Tuesday, May 28, 2019

Disentangling our confusion of Time and History.

At the behest of a good friend, I'm reading Stephen Hawking's last book, "Brief Answers To The Big Questions." My friend especially enjoyed Hawking's cogency and demeanor in his writing as he got into big ideas without resorting to his native jargon of science; he did the extra work and it payed off.

While one of his big questions is pertinently theological, "does God exist", what spurs this essay stems from his question, "will we survive on earth?" He begins this chapter by invoking "the doom's day clock"and it's history, as well as his book that made him famous, "A Brief History of Time...

And than it struck me: History is not identical with Time.

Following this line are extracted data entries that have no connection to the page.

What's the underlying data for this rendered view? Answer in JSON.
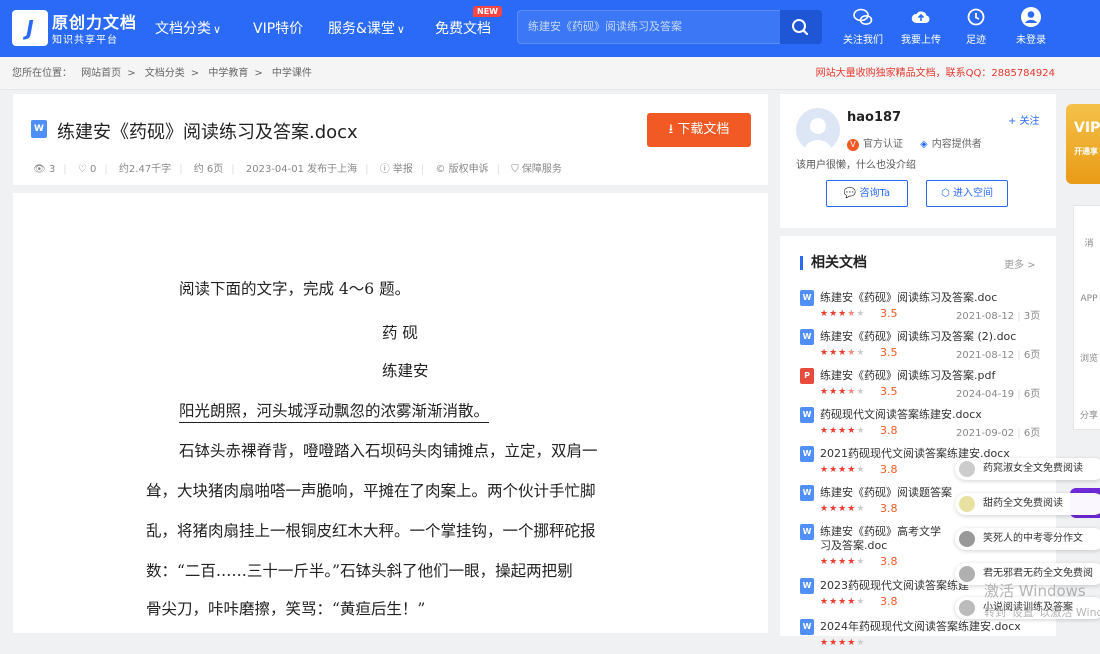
{
  "header": {
    "logo_title": "原创力文档",
    "logo_sub": "知识共享平台",
    "nav": [
      {
        "label": "文档分类"
      },
      {
        "label": "VIP特价"
      },
      {
        "label": "服务&课堂"
      },
      {
        "label": "免费文档",
        "badge": "NEW"
      }
    ],
    "search_placeholder": "练建安《药砚》阅读练习及答案",
    "tools": [
      {
        "label": "关注我们",
        "icon": "wechat-icon"
      },
      {
        "label": "我要上传",
        "icon": "upload-cloud-icon"
      },
      {
        "label": "足迹",
        "icon": "history-icon"
      },
      {
        "label": "未登录",
        "icon": "user-icon"
      }
    ]
  },
  "breadcrumb": {
    "prefix": "您所在位置：",
    "items": [
      "网站首页",
      "文档分类",
      "中学教育",
      "中学课件"
    ],
    "separator": ">",
    "notice": "网站大量收购独家精品文档，联系QQ：2885784924"
  },
  "doc": {
    "title": "练建安《药砚》阅读练习及答案.docx",
    "download_label": "下载文档",
    "meta": {
      "views": "3",
      "likes": "0",
      "words": "约2.47千字",
      "pages": "约 6页",
      "published": "2023-04-01 发布于上海",
      "report": "举报",
      "copyright": "版权申诉",
      "guarantee": "保障服务"
    },
    "content": {
      "intro": "阅读下面的文字，完成  4～6 题。",
      "title": "药    砚",
      "author": "练建安",
      "p1": "阳光朗照，河头城浮动飘忽的浓雾渐渐消散。",
      "p2_l1": "石钵头赤裸脊背，噔噔踏入石坝码头肉铺摊点，立定，双肩一",
      "p2_l2": "耸，大块猪肉扇啪嗒一声脆响，平摊在了肉案上。两个伙计手忙脚",
      "p2_l3": "乱，将猪肉扇挂上一根铜皮红木大秤。一个掌挂钩，一个挪秤砣报",
      "p2_l4": "数：“二百……三十一斤半。”石钵头斜了他们一眼，操起两把剔",
      "p2_l5": "骨尖刀，咔咔磨擦，笑骂：“黄疸后生！”"
    }
  },
  "author": {
    "name": "hao187",
    "follow": "+ 关注",
    "cert": "官方认证",
    "provider": "内容提供者",
    "bio": "该用户很懒，什么也没介绍",
    "consult": "咨询Ta",
    "space": "进入空间"
  },
  "related": {
    "title": "相关文档",
    "more": "更多 >",
    "items": [
      {
        "type": "W",
        "color": "#4f8ff7",
        "title": "练建安《药砚》阅读练习及答案.doc",
        "stars": 3.5,
        "score": "3.5",
        "date": "2021-08-12",
        "pages": "3页"
      },
      {
        "type": "W",
        "color": "#4f8ff7",
        "title": "练建安《药砚》阅读练习及答案 (2).doc",
        "stars": 3.5,
        "score": "3.5",
        "date": "2021-08-12",
        "pages": "6页"
      },
      {
        "type": "P",
        "color": "#e84b3c",
        "title": "练建安《药砚》阅读练习及答案.pdf",
        "stars": 3.5,
        "score": "3.5",
        "date": "2024-04-19",
        "pages": "6页"
      },
      {
        "type": "W",
        "color": "#4f8ff7",
        "title": "药砚现代文阅读答案练建安.docx",
        "stars": 4,
        "score": "3.8",
        "date": "2021-09-02",
        "pages": "6页"
      },
      {
        "type": "W",
        "color": "#4f8ff7",
        "title": "2021药砚现代文阅读答案练建安.docx",
        "stars": 4,
        "score": "3.8",
        "date": "",
        "pages": ""
      },
      {
        "type": "W",
        "color": "#4f8ff7",
        "title": "练建安《药砚》阅读题答案",
        "stars": 4,
        "score": "3.8",
        "date": "",
        "pages": ""
      },
      {
        "type": "W",
        "color": "#4f8ff7",
        "title": "练建安《药砚》高考文学",
        "title2": "习及答案.doc",
        "stars": 4,
        "score": "3.8",
        "date": "",
        "pages": ""
      },
      {
        "type": "W",
        "color": "#4f8ff7",
        "title": "2023药砚现代文阅读答案练建",
        "stars": 4,
        "score": "3.8",
        "date": "",
        "pages": ""
      },
      {
        "type": "W",
        "color": "#4f8ff7",
        "title": "2024年药砚现代文阅读答案练建安.docx",
        "stars": 4,
        "score": "",
        "date": "",
        "pages": ""
      }
    ]
  },
  "floating": {
    "vip": "VIP",
    "vip_sub": "开通享",
    "side_items": [
      "消",
      "APP",
      "浏览",
      "分享"
    ],
    "suggestions": [
      "药窕淑女全文免费阅读",
      "甜药全文免费阅读",
      "笑死人的中考零分作文",
      "君无邪君无药全文免费阅",
      "小说阅读训练及答案"
    ],
    "watermark": "激活 Windows",
    "watermark2": "转到“设置”以激活 Windows。"
  }
}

Yet, we've fused these two concepts together, especially when we address the "irreversability" quality of reality that's usually attributed to the "second law" and goes by the name "entropy". (Set a head of cabbage on your counter top and you'll watch it move to a state of rot but never the other way around.)

Here's my attempt to un-confuse time and history via the thought-experiment below.

Imagine yourself sitting alone in a small cubicle, walls of beige bereft of pictures, no devices except for this: a vintage clock with a second hand that continuously spins around its 60 second lap. The movement of that second hand is rightly time. What's missing in this situation--at least it's minimized--is history.

This situation neither minimizes nor maximizes time. (Space remains changeless.) What is minimized is history. Basically, after an hour of sitting you will have the history of your heart beats, breaths, and thoughts.

Now, take a "day in the life of"-- a city. Instead of sitting alone in a sterile cubicle you stand on a corner of a bustling street-scape. In this case, time is the same in either situation; what changes is "history". Or at least its amount: you can easily imagine the throngs of people each being uniquely historical while sharing the same time and same space .

More, while you are engaged in your history of observing this hour of history, you could change your vantage point by crossing the street or by running down the same side of the street to its opposite corner. What you can't do however, is re-do these moves; the best you could do is to retrace your steps. This irreversability has to do with history--not time.

All time is, I would offer, is the analog of sweeping second hand found on the clocks and wrist watches of yore. That we now use digital clocks and watches is history.

Time remaining equal, what can change is the amount of history within a given time.